Markę Onlybio poznałam już w zeszłym roku. Zarówno naturalne szampony jak i ekologiczna chemia domowa zrobiły na mnie dobre wrażenie. Podobnie jest z moją aktualną pielęgnacją. Opakowania kremów wyglądają bardzo estetycznie. Przy szamponach minusem były szklane buteleczki. Te przypominają szklane jednak są wykonane z tworzywa. Gdyby nie etykieta to stopień zużycia patrząc pod światło byłby widoczny. Pompki to najlepsze rozwiązanie przy kosmetykach ekologicznych, które często nie mają konserwantów. Dzięki takiej formie nie przenosimy zanieczyszczeń, bakterii na palcach do wnętrza kosmetyku i nie psuje się szybciej. Pojemność to standardowe 50 ml. Produkty należy zużyć w ciągu 6 miesięcy od otwarcia.
Regenerujący krem do twarzy na dzień. Ma leciutką ale nie mokrą i wodnistą konsystencję, jest jak śmietanka. U mnie całkowicie do efektu matu wchłania się w 30 sekund. Aplikuję do na całą twarz- często łącznie z okolicą oczu oraz na szyję. Zapewnia mi prawdziwy komfort. Mimo, że zaraz po wodze, w składzie występuje masło shea to krem jest nietłusty, nie lepi się. Krem polecany jest w szczególności do codziennej pielęgnacji skóry dojrzałej choć jego zadaniem nie jest rozprostowywanie zmarszczek. Działa na nie pośrednio przez nawilżanie i ochronę przed utratą jędrności i elastyczności. Po skórze, która jest niedostatecznie nawilżona szybciej widać upływający czas. Krem regenerujący OnlyBio nadaje się pod makijaż. Moja sucha skóra nie ma tendencji do zapychania. Co z zapachem? jest bardzo delikatny i niemal niewyczuwalny. Biorafinowany lewan z rzepaku zapewnia głębokie i długotrwałe nawilżenie skóry. Roślinne poliglicerydy działają przeciwzmarszczkowo. Fitosterole z oleju pobudzają wytwarzanie kolagenu i zatrzymują degenerację elastyny, co poprawia jędrność i elastyczność skóry. Skwalan działa przeciwstarzeniowo. Olej ze słonecznika poprawia zdolności regeneracyjne oraz dzięki właściwościom antyoksydacyjnym zapobiega starzeniu skóry, a emolienty efektywnie ją wygładzają i zmiękczają.
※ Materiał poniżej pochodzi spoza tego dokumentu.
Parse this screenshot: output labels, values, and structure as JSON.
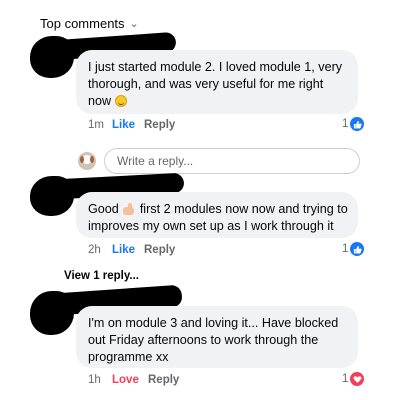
{
  "header": {
    "title": "Top comments",
    "chevron": "chevron-down-icon"
  },
  "comments": [
    {
      "text": "I just started module 2.  I loved module 1, very thorough, and was very useful for me right now",
      "emoji": "smiley-emoji",
      "time": "1m",
      "reaction_action": "Like",
      "reply_action": "Reply",
      "reaction_count": "1",
      "reaction_icon": "like-icon"
    },
    {
      "text_before": "Good",
      "emoji": "thumbs-up-emoji",
      "text_after": "first 2 modules now now and trying to improves my own set up as I work through it",
      "time": "2h",
      "reaction_action": "Like",
      "reply_action": "Reply",
      "reaction_count": "1",
      "reaction_icon": "like-icon"
    },
    {
      "text": "I'm on module 3 and loving it... Have blocked out Friday afternoons to work through the programme xx",
      "time": "1h",
      "reaction_action": "Love",
      "reply_action": "Reply",
      "reaction_count": "1",
      "reaction_icon": "love-icon"
    }
  ],
  "reply_box": {
    "placeholder": "Write a reply..."
  },
  "view_replies": "View 1 reply...",
  "colors": {
    "like": "#1877f2",
    "love": "#f33e58",
    "bubble": "#f0f2f5",
    "muted": "#65676b"
  }
}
Ultranawilżający krem do twarzy na noc. Konsystencja tego kremu jest podobna do poprzedniego choć nieco bardziej zwarta i gęsta. Rozprowadza się dobrze bez żadnego oporu. Moja skóra bardzo szybko go wypija. Nie zostaje na niej błysk, film czy uczucie lepkości. Krem na noc bardziej wygładza moją skórę. Sprawia, że od razu po aplikacji jest jedwabista. Zdarza mi się go używać także na dzień ponieważ tak jak w przypadku poprzednika jest bardzo uniwersalny. Nie ma filtra uv. Bardzo dobrze nawilża i pielęgnuje. Rano skóra jest wypoczęta, świeża i w dobrej kondycji. Biorafinowany lewan z rzepaku zapewnia głębokie i długotrwałe nawilżenie skóry. Fitosterole z oleju pobudzają wytwarzanie kolagenu i zatrzymują degenerację elastyny, co poprawia jędrność i elastyczność skóry. Skwalan wzmacnia naturalną barię lipidową, zatrzymując wodę. Olej z sezamu efektywnie wpływa na nawilżenie skóry, a emolienty, masło shea efektywnie ją wygładzają i zmiękczają.
Oba kremy znajdziecie na stronihttps://onlybioonlyeco.comsą dostępne „od ręki” . Ich cena to 39,90 zł. Uważam, że nie jest wygórowana ponieważ produkty mają bardzo dobre składy i w mojej pielęgnacji świetnie się sprawdzają. Są uniwersalne i zapewniają skórze ochronę przed utratą wody.